Twenty years after Sha Fei, the Communist Party's control of its image was much more sophisticated. Anyone who has read an account of the horrors of the Cultural Revolution will experience cognitive dissonance in looking at these images. Everyone looks so joyous and idealistic in these photos. Mao's Little Red Book is everywhere. It is held aloft in mass rallies of thousands, and even enthusiastic foreigners march through Chinese streets with copies of it. Young women hold their books as they perform a "dance of loyalty" for an assembled crowd. Red Guards strike comically dramatic lunge poses and raise their books into the air. You can't escape it — people read aloud from it to train passengers, a group of small children study it, and families read it before dinner, surrounded by posters of Mao.
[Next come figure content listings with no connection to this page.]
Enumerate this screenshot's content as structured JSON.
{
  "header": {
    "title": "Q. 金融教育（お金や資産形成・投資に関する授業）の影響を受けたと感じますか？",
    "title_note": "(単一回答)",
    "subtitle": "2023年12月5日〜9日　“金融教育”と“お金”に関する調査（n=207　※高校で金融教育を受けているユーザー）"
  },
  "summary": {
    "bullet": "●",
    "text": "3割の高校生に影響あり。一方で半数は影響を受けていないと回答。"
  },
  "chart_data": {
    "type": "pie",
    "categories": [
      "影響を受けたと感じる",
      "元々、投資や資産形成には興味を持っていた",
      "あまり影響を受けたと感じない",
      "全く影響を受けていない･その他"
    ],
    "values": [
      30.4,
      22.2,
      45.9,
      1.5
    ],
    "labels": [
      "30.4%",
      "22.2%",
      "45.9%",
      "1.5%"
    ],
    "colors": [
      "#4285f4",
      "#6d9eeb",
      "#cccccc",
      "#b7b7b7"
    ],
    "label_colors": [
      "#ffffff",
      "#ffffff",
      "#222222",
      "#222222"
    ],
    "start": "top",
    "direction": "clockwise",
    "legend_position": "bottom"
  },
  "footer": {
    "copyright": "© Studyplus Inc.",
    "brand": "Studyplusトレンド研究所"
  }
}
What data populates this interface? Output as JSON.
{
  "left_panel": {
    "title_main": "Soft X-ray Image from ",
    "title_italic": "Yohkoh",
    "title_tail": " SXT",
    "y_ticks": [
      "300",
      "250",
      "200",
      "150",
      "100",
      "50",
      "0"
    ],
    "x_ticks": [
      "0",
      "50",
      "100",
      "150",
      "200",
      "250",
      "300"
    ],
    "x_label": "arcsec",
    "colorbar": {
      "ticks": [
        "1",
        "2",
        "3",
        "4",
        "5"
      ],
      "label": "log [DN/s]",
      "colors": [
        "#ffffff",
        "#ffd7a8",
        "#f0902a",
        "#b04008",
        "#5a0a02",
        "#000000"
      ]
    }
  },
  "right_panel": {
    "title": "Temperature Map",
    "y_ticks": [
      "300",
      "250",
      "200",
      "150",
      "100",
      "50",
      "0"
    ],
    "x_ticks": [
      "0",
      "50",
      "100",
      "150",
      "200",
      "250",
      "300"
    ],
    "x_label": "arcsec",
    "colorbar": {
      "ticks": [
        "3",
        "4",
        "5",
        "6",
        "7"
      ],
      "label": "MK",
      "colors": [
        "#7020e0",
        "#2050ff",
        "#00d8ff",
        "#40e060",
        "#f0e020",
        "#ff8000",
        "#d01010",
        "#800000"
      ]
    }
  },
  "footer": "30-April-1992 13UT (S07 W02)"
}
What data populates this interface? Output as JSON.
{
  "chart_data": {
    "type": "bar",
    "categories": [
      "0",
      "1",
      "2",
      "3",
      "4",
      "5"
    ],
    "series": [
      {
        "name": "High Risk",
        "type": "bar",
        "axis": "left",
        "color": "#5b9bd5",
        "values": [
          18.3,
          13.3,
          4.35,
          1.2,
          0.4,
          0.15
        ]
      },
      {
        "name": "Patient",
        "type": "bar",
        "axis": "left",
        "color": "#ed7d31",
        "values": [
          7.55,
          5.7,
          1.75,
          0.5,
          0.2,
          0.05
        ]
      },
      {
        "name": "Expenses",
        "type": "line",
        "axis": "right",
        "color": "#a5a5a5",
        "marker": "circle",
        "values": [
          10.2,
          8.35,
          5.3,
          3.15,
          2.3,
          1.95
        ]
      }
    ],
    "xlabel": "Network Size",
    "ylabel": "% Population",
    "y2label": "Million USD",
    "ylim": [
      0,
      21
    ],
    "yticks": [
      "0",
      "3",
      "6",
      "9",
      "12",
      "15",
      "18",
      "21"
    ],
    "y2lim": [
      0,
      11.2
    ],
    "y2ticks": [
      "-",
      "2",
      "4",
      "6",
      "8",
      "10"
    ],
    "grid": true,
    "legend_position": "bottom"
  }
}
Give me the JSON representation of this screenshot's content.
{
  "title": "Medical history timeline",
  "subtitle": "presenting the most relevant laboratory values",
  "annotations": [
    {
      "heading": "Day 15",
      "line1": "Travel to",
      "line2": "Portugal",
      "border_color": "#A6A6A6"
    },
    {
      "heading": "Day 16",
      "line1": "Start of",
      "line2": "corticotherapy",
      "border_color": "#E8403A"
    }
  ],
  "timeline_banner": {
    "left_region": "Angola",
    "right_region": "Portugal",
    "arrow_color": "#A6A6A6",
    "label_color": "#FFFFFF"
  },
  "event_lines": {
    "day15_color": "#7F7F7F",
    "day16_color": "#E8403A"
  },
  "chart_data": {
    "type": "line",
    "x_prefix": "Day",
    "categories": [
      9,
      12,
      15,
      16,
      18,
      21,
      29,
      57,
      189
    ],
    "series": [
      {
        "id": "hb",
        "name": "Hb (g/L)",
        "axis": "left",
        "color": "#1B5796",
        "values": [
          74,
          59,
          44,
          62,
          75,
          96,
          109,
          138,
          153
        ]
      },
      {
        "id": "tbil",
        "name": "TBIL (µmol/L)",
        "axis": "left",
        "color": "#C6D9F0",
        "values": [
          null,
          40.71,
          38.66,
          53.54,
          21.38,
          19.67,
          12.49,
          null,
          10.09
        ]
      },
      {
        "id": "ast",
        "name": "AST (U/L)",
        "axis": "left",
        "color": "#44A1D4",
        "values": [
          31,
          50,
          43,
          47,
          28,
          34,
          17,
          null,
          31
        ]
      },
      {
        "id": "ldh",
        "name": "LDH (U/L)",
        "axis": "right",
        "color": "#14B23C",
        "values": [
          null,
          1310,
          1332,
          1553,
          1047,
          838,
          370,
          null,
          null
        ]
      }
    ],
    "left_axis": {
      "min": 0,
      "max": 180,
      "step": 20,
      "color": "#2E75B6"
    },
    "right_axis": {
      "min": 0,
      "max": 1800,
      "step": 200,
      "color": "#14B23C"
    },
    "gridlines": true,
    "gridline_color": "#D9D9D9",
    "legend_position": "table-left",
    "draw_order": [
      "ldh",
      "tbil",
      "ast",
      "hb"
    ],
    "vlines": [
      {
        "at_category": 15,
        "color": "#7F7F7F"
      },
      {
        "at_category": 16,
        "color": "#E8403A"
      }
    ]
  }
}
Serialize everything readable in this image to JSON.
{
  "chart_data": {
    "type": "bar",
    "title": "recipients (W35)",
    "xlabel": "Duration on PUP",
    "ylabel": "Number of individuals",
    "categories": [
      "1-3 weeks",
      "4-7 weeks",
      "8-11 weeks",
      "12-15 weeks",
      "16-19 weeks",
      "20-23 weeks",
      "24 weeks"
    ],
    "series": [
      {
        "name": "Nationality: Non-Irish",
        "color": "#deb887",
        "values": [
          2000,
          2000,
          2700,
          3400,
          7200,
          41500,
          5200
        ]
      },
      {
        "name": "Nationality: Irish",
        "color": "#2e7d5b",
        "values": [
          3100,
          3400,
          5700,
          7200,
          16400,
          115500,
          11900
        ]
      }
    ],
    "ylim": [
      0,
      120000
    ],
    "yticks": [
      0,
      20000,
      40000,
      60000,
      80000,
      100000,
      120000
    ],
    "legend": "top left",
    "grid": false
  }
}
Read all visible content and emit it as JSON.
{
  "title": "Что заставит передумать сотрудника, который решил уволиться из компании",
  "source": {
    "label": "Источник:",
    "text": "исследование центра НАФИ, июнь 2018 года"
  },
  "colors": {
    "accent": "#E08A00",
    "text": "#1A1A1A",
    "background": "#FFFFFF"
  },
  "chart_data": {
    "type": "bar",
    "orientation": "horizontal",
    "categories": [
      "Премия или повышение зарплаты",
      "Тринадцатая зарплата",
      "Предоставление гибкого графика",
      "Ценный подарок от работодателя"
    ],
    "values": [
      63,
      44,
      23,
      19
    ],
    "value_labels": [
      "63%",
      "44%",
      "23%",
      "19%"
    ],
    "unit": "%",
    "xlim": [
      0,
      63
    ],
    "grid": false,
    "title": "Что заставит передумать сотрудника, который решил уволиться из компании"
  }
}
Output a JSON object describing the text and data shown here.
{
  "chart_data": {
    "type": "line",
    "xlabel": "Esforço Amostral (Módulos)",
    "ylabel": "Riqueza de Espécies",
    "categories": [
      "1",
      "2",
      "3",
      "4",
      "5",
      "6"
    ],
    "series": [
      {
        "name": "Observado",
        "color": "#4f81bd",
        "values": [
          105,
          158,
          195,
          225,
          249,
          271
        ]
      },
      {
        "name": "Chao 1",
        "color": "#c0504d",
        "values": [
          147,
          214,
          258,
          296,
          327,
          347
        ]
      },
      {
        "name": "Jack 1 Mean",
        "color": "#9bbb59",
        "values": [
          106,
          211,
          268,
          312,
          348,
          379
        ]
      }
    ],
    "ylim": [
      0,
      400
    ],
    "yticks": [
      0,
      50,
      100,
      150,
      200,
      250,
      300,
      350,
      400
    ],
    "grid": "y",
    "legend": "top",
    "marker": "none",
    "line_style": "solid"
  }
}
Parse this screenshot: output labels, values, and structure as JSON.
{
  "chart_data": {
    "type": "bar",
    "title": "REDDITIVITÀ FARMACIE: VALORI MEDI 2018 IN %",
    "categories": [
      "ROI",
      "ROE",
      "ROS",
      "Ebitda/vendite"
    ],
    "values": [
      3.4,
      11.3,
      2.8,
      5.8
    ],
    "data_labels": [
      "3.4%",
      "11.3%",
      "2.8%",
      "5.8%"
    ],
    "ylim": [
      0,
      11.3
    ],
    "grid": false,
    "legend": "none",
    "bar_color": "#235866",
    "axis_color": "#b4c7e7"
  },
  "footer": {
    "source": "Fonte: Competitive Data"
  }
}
The sheer ubiquitousness of the book is frightening.
You see the effects of his programs. Smiling college students are sent to be reeducated by poor farmers (I'm thinking they stopped smiling pretty quickly). Manual labor was a tool of redemption. In one photo, a massive dam is dug by hundreds of people using hand shovels, and in another (ridiculously staged) photograph, a couple dozen people are poised to attack enormous boulders with tiny hammers to build another dam. In these images, you almost believe that their zeal will make anything possible.
One image is especially ominous: A 1966 photograph records one small manifestation of the "Break the Four Olds Movement" — Old Custom, Old Culture, Old Habits, and Old Ideas. People are shown gathered around a bonfire, where, according to the caption for the photograph, "traditional objects" are burned. Just imagine the devastating impact of the Cultural Revolution agenda in a country with 5,000 years of culture.